Gyan Prakash, Emergency Chronicles: Indira Gandhi and Democracy’s Turning Point, Princeton, Princeton University Press, 2019, viii - 439 p.
La période de l’état d’urgence en Inde (1975-1977), ou première dictature de l’Inde, pendant le mandat du Premier ministre Indira Gandhi, a récemment suscité un regain d’intérêt dans le débat public et parmi les universitaires, en Inde et ailleurs dans le monde. De nombreux observateurs ont établi des parallèles entre la période de l’état d’urgence et le régime actuel, allant jusqu’à qualifier ce dernier d’« état d’urgence non déclaré » pour mettre en garde contre les menaces qui planeraient sur les institutions démocratiques indiennes.
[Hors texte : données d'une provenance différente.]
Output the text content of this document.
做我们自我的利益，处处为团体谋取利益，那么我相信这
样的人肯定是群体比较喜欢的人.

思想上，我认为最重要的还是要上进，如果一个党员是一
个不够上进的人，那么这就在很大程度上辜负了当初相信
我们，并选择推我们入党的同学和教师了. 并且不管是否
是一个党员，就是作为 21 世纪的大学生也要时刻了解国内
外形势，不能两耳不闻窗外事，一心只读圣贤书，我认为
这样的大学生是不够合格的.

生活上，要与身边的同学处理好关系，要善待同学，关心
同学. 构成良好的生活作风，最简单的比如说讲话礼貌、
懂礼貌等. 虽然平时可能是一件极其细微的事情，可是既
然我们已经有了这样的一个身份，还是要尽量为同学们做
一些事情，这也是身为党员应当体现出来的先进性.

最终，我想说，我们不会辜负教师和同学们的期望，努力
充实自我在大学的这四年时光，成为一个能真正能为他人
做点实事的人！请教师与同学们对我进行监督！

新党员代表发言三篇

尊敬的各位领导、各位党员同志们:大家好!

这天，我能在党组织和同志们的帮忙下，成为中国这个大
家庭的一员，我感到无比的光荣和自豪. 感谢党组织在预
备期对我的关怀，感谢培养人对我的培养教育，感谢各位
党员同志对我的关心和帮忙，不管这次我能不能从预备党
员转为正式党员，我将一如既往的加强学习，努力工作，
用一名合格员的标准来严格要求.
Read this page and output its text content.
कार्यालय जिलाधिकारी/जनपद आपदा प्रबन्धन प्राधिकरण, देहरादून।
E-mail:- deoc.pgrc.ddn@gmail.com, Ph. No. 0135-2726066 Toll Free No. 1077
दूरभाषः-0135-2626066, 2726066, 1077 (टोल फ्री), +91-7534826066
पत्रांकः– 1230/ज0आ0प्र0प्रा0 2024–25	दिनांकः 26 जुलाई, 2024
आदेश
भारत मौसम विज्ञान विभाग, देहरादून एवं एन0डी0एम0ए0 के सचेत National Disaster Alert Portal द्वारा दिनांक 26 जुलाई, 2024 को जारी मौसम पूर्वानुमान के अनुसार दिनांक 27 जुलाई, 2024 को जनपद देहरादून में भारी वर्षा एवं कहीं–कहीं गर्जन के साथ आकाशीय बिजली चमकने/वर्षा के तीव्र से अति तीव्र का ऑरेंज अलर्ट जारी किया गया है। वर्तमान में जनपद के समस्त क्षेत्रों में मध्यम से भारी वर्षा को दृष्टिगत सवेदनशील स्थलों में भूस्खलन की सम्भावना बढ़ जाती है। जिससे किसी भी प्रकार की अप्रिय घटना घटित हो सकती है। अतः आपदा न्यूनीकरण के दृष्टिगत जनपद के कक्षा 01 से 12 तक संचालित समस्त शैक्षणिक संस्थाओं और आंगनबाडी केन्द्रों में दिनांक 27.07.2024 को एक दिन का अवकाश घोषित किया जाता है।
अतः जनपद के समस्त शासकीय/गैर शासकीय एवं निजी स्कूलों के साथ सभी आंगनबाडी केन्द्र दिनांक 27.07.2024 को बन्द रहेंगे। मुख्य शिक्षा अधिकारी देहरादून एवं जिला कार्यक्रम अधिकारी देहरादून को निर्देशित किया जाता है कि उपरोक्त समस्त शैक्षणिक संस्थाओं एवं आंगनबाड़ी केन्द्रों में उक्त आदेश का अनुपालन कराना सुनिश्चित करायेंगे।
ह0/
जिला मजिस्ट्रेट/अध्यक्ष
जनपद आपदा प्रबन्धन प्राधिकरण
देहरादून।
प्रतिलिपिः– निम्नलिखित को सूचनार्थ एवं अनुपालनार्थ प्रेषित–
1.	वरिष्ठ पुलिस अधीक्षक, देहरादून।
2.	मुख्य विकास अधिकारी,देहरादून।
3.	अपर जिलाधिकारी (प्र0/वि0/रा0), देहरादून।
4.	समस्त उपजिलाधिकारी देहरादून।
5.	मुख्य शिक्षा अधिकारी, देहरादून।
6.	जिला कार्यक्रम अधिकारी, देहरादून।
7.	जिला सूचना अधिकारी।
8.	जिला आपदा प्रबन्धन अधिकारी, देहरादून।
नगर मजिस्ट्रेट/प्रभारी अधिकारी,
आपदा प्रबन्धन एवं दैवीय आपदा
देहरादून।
Jusqu’à la publication récente des deux ouvrages faisant l’objet de ce compte rendu, les travaux de recherche sur cette période étaient rares, et cet épisode d’autoritarisme restait assez mal compris.
Les auteurs respectifs, qui ont choisi le cadre de la « démocratie » afin de comprendre l’état d’urgence en Inde, remettent en cause de manière convaincante l’idée couramment partagée que cette expérience n’aurait été qu’une parenthèse dans l’histoire de la démocratie de l’Inde postcoloniale. Avec son essai controversé The Indian Ideology, Perry Anderson avait d’ailleurs déjà pointé du doigt le discours célébratoire forgé par les intellectuels indiens au sujet de la démocratie et de l’État indiens1. Les deux essais qui nous intéressent ici montrent que l’état d’urgence peut être abordé comme un révélateur des réalités et des contradictions de la « plus grande démocratie du monde ». Tandis que Christophe Jaffrelot et Pratinav Anil affirment qu’il existe une continuité fondamentale entre la démocratie indienne et l’état d’urgence, révélatrice de la « faiblesse de la culture démocratique » (p. 401) caractéristique de la période postcoloniale en Inde, Gyan Prakash détecte dans l’état d’urgence le point culminant d’une crise plus longue, s’étendant des années 1960 aux années 1980, qui a succédé aux débuts prometteurs de la République indienne.
Pour C. Jaffrelot et P. Anil, les continuités sont si nombreuses avec les périodes qui ont précédé et suivi que l’état d’urgence permet d’adopter une perspective bien plus critique pour évaluer la démocratie indienne. Des partis politiques et des institutions gouvernementales de toutes tendances ont soutenu officiellement...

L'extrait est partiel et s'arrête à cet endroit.